Woolly Cushion Studio is located in the pretty village of South Creake, where flinted cottages nestle along a shallow valley. The River Burn rises to the south of the village and flows through the centre of Creake, past North Creake Abbey ruins, Burnham Thorpe; where Nelson was born, and down to Burnham Overy where the river spreads into the many tidal creeks through salt marshes and out past the dunes at Burnham Harbour before entering the North Sea.
There has been a church on the site of St Mary’s for over a 1,000 years and most of what is visible today descends from Norman origin of the 12th Century. This beautiful church is one of East Anglia’s finest examples, with 22 carved and painted medieval angels adorning the roof, which were installed to celebrate the Battle of Agincourt in 1415.

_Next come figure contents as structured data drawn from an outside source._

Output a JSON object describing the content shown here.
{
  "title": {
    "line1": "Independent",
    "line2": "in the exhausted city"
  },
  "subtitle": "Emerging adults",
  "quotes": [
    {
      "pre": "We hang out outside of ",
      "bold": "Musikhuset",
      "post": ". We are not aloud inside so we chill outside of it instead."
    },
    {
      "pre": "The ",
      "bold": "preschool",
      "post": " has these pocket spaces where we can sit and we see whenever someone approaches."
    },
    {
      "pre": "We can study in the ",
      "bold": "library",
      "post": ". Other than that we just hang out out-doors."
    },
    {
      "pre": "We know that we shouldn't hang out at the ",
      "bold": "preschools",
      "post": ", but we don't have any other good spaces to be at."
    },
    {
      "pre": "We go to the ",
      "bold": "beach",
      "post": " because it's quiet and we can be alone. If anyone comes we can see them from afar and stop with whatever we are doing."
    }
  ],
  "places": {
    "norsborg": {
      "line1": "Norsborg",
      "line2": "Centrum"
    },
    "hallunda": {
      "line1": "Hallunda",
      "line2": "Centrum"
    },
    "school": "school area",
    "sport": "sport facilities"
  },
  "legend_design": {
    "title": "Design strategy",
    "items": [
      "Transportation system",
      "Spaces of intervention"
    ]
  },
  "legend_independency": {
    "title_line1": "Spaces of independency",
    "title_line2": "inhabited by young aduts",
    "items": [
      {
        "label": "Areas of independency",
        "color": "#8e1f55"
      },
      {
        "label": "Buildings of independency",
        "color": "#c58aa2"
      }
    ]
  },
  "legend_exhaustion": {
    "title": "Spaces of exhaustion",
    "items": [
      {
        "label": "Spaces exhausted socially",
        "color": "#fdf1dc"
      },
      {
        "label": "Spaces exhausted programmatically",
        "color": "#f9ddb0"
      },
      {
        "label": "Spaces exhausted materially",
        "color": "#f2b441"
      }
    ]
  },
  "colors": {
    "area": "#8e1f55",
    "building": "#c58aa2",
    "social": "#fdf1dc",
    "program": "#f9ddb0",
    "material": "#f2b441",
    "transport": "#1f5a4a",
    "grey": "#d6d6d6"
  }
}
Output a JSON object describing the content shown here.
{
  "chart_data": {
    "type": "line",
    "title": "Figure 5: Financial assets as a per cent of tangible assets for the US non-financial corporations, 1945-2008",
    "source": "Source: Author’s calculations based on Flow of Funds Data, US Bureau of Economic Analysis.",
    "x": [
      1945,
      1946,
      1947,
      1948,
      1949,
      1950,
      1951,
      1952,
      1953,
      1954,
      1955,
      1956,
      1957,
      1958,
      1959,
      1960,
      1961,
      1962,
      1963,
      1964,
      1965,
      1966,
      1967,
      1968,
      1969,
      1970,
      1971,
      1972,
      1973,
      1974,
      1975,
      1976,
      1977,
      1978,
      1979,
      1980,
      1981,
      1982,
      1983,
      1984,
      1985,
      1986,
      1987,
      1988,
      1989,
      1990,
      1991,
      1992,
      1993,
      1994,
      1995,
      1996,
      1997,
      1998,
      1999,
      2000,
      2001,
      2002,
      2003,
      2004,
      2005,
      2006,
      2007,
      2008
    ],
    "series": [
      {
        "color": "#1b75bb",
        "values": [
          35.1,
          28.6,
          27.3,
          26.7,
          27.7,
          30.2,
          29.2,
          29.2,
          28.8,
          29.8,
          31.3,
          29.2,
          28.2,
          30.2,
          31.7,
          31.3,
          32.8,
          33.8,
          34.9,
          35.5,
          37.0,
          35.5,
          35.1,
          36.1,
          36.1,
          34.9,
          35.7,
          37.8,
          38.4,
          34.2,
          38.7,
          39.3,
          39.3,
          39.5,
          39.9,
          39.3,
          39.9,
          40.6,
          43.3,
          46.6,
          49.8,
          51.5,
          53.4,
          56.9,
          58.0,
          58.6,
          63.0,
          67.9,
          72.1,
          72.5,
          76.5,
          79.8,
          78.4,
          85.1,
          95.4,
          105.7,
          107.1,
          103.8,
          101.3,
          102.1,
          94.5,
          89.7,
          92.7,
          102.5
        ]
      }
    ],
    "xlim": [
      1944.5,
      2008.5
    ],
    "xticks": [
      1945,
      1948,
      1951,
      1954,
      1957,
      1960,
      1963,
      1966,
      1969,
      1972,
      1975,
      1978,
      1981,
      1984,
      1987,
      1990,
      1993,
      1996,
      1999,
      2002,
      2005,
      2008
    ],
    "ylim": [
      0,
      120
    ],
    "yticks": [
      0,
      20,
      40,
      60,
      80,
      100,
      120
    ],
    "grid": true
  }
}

1km south west of the village is the Iron Age Hill Fort at Bloodgate Hill which is one of the largest of six forts known in Norfolk. It was built by Iron Age warrior tribes in around the 7th Century BC, three or four hundred years before the Roman invasion; being circular with four metre deep ditches making this a heavily defended tribal centre. They kept small, hardy sheep similar to the Soay sheep of today, wool was plucked off by hand every year and either felted or spun then woven into woollen garments. The Iron Age people grew woad (blue dye), madder (red) and weld (yellow) for dyeing the wool.
Norwich, 30 miles from Creake, was once one of the richest cities in the country with skilled felt makers and a vast weaving industry fed by spinners from towns and villages. Yarn was woven into quality worsted twills and silk-figured woollens which were exported in enormous quantities from Great Yarmouth to Europe.
Worsted cloth was spun from long stapled wool into a harder yarn to make finer, lighter cloth and named after the village located north east of Norwich.